With the recent explosion in the popularity of NFTs (non-fungible tokens), there has been a corresponding increase in the number of scams and bad actors in space. As with any new and rapidly growing industry, it’s essential to be aware of the risks before you get involved.
This article will review the top 5 red flags to watch out for a while trading NFTs. By being aware of these scams, you avoid getting rugged.
1. Team is not Doxxed
Dox is a internet / crypto-jargon for persons who expose their genuine identity in the crypto world and choose to be recognized by the community.
Every NFT results from a robust and talented team – individuals that care deeply about the project and want it to be the best in the market. It is critical to assess the people behind the product in terms of abilities, expertise, and credentials; if something does not add up, do not engage further.
Of course, there have been successful NFT initiatives with undoxxed teams. You may wish to inquire about the team’s motives for refusing to divulge their identity. Stay away if their answer does not appear to be adequate.
2. Fake Followers and Accounts
There are bots and paid personnel who chat with the community to increase participation and enthusiasm for the project.
Even if the group is made up of “genuine people,” it is necessary to look through the interactions on posts to determine whether they are actual people or bots. Examine their social media pages and Discord for toxic/fake followers, and compare their online member ratio to the overall member count – any discrepancy should tell you not to invest.

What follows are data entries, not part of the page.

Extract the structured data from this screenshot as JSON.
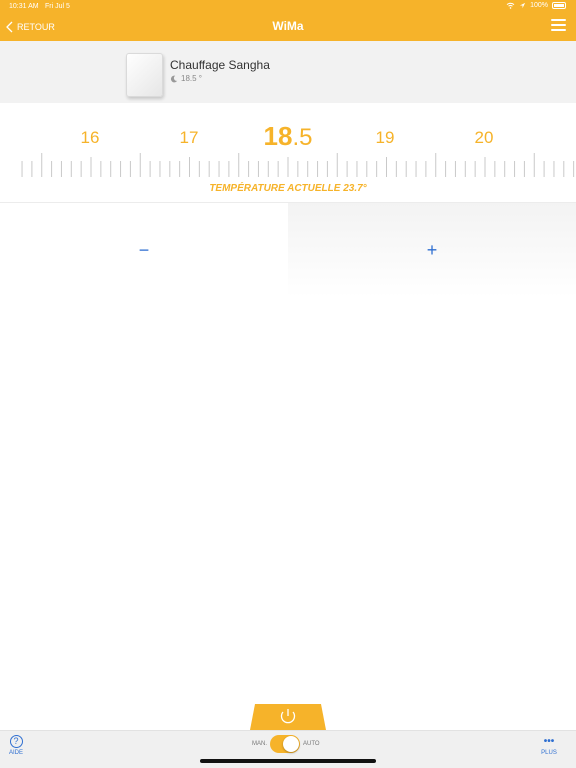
{
  "status_bar": {
    "time": "10:31 AM",
    "date": "Fri Jul 5",
    "battery": "100%"
  },
  "header": {
    "back_label": "RETOUR",
    "title": "WiMa"
  },
  "device": {
    "name": "Chauffage Sangha",
    "setpoint": "18.5 °"
  },
  "ruler": {
    "labels": [
      "16",
      "17",
      "18",
      "19",
      "20"
    ],
    "selected_whole": "18",
    "selected_decimal": ".5",
    "current_temperature": "TEMPÉRATURE ACTUELLE 23.7°"
  },
  "controls": {
    "minus": "−",
    "plus": "+"
  },
  "bottom_bar": {
    "help_label": "AIDE",
    "mode_manual": "MAN.",
    "mode_auto": "AUTO",
    "mode_state": "auto",
    "more_label": "PLUS"
  },
  "colors": {
    "accent": "#f6b32a",
    "link": "#2f6fd1"
  },
  "icons": [
    "chevron-left-icon",
    "hamburger-menu-icon",
    "moon-icon",
    "power-icon",
    "help-icon",
    "more-icon",
    "wifi-icon",
    "location-icon",
    "battery-icon"
  ]
}
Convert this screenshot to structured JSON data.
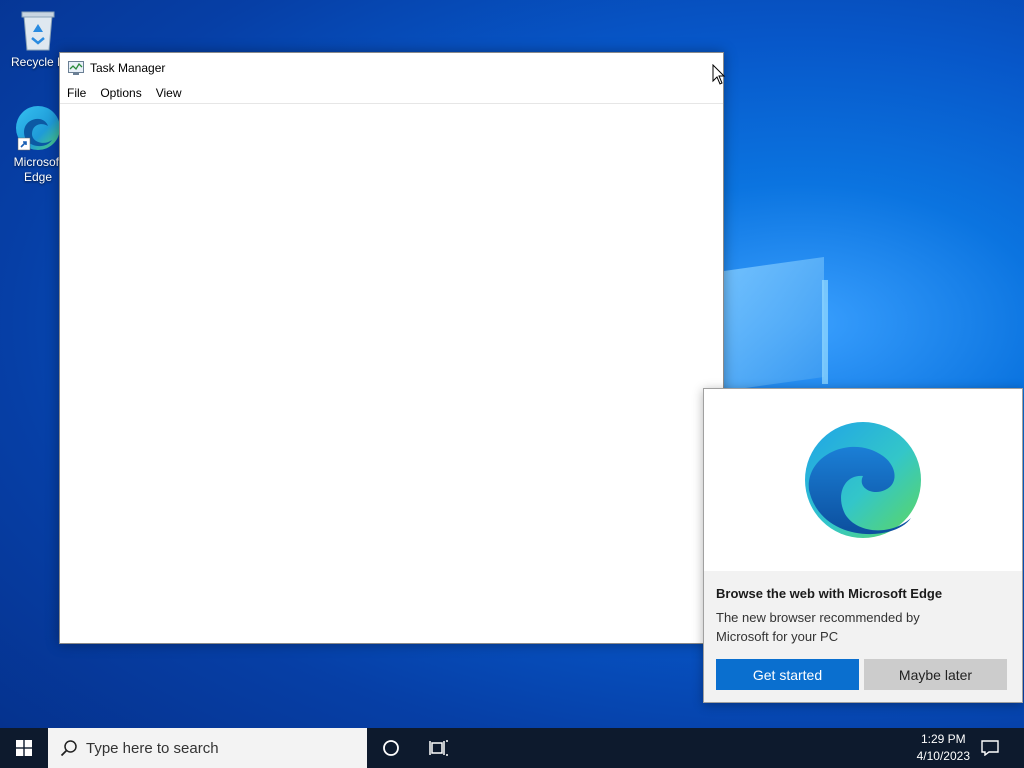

It is also critical to observe if at least a few persons are on the NFT social media account; otherwise, this might be a warning indicator.
3. Unrealistic Mint Price
The combination of enthusiasm and fear of missing out (FOMO) results in an exaggerated mint price. Actual community builders begin at a low cost and do not drain the market of all liquidity.
When a project permits its first mint-ers to keep their first NFTs, it not only increases the value of the NFT but also creates loyalty from its supporters through periods when the project may be inactive. During market downturns, projects that mint ridiculously high prices frequently struggle to get backing.
Many strategies, including some that are malicious, may be used during the pre-selling of an NFT project. A great example is someone holding the cheapest NFTs available to ensure that no one else can buy them. Another is punishing developers or banning users for listing below the initial price, establishing echo chambers where only particular perspectives are allowed to be heard, and publicizing popular projects or intellectual property (IP).
4. Unrealistic roadmap
It is critical to determine whether the developer’s vision is a reasonable estimate for the time frame specified, as well as whether there is expected usefulness for the product.
5. Artificial hype
Celebrities and social media influencers have quickly jumped on the NFT bandwagon, endorsing everything from sunglasses to virtual real estate. They have been paid handsomely to advertise items or make cameos in films and television series recently. While this may be an efficient marketing tactic, it can also build unwarranted enthusiasm about a product or service.
However, before purchasing an NFT recommended by your favourite celebrity, you should research whether the endorsement is genuine or a forgery. There have been instances of celebrities advocating NFTs without understanding what they are or influencers being paid to endorse NFTs without declaring their relationship to the project. As a result, even if an NFT is suggested by someone you trust, you should conduct your research before purchasing it.
As customers, you must be aware of this tendency and resist the fake frenzy generated by these endorsements. Instead, research to determine whether a product or service is appropriate for us.
The takeaways from this article are that you should research before buying NFTs and be aware of the warning signs. By studying and knowing what to look for, you can avoid scams and ensure you are getting a good investment.